Two non-solar renewables are geothermal energy, which is partly powered by radioactive decay deep in the Earth, and energy captured from the ocean’s tides, which is ultimately drawn from the gravitational tug of both the moon and sun on our planet’s oceans.

Ancient Solar and Unwanted Byproducts
It comes as a surprise to some people that fossil fuels like oil, coal and natural gas are ultimately sun-derived energy sources as well. Made from dead plants and animals that were unable to decompose (usually because they were covered in mud and water where decomposers and oxygen couldn’t get at them), time and pressure eventually compressed them into energy-dense combustibles.

The critical difference between renewable and non-renewable sources, from an environmental perspective, is this: renewable sources, even bio-fuels, allow us to use only as much energy in a given period of time as our planet receives from the sun, its core and tidal forces.

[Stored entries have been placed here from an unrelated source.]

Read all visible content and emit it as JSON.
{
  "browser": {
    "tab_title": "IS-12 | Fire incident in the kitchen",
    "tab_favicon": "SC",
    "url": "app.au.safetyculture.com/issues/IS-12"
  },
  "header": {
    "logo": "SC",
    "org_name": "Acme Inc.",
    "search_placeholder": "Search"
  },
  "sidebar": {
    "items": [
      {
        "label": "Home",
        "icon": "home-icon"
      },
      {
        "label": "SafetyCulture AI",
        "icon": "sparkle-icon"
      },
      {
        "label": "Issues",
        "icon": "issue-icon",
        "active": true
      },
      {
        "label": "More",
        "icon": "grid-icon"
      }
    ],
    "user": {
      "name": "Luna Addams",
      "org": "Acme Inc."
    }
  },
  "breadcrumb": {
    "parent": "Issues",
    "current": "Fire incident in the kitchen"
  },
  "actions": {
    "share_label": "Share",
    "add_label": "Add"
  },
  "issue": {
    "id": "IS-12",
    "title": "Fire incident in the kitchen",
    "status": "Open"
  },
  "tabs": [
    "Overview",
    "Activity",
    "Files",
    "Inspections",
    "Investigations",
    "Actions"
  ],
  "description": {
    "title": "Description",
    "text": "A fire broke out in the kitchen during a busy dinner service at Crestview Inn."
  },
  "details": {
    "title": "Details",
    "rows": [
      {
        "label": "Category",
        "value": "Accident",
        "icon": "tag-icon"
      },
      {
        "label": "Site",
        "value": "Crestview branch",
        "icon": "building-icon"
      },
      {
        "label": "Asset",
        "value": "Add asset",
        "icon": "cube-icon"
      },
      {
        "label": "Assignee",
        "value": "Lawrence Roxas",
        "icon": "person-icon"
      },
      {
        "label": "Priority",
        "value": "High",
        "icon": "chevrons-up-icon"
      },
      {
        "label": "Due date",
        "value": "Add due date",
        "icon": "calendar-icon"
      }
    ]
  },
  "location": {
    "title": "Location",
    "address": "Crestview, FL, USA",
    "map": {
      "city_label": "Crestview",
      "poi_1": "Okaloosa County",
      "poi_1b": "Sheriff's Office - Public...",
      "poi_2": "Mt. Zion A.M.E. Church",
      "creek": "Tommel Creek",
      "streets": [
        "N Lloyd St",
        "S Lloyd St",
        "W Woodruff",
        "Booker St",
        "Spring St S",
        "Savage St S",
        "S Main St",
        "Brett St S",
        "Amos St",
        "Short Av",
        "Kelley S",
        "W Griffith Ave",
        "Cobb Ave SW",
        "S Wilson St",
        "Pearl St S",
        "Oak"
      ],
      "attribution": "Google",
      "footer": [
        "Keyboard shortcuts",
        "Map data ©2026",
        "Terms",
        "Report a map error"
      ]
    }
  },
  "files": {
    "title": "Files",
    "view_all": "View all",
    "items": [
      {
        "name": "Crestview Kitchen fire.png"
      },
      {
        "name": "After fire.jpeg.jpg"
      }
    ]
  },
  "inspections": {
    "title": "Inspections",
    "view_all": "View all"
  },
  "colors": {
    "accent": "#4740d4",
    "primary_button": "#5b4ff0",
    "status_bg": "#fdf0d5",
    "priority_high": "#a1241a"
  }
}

Our ancient hunter-gatherer ancestors utilized fire as a tool and an energy source, but the creation of energy storing plant-tissue via photosynthesis and the decomposition of that same tissue via herbivorous stomachs, decomposing microorganisms, or a campfire, is the complementary part of that cycle, and results in the same chemical products that initially went into it (carbon dioxide and water). Ultimately, our stock of firewood is limited by the amount of solar energy captured by our forests.

Non-renewables allow us to gain additional energy stored at a previous time, but both the energy and the physical byproducts are outside of our planet’s short-term cycles. The burning of fossil fuels releases carbon dioxide that has been stored away for hundreds of millions of years, resulting in a rapid and violent shift in our climate. Some of the side-effects include running out of things that are supposed to be self-sustaining, like our fishing stocks, arable farmland and precious biodiversity.

Even nuclear energy, which many environmentalists advocate as the lesser of two non-renewable evils, releases large amounts of energy, but the process of nuclear fission creates byproducts that are difficult to store and dangerous to human health.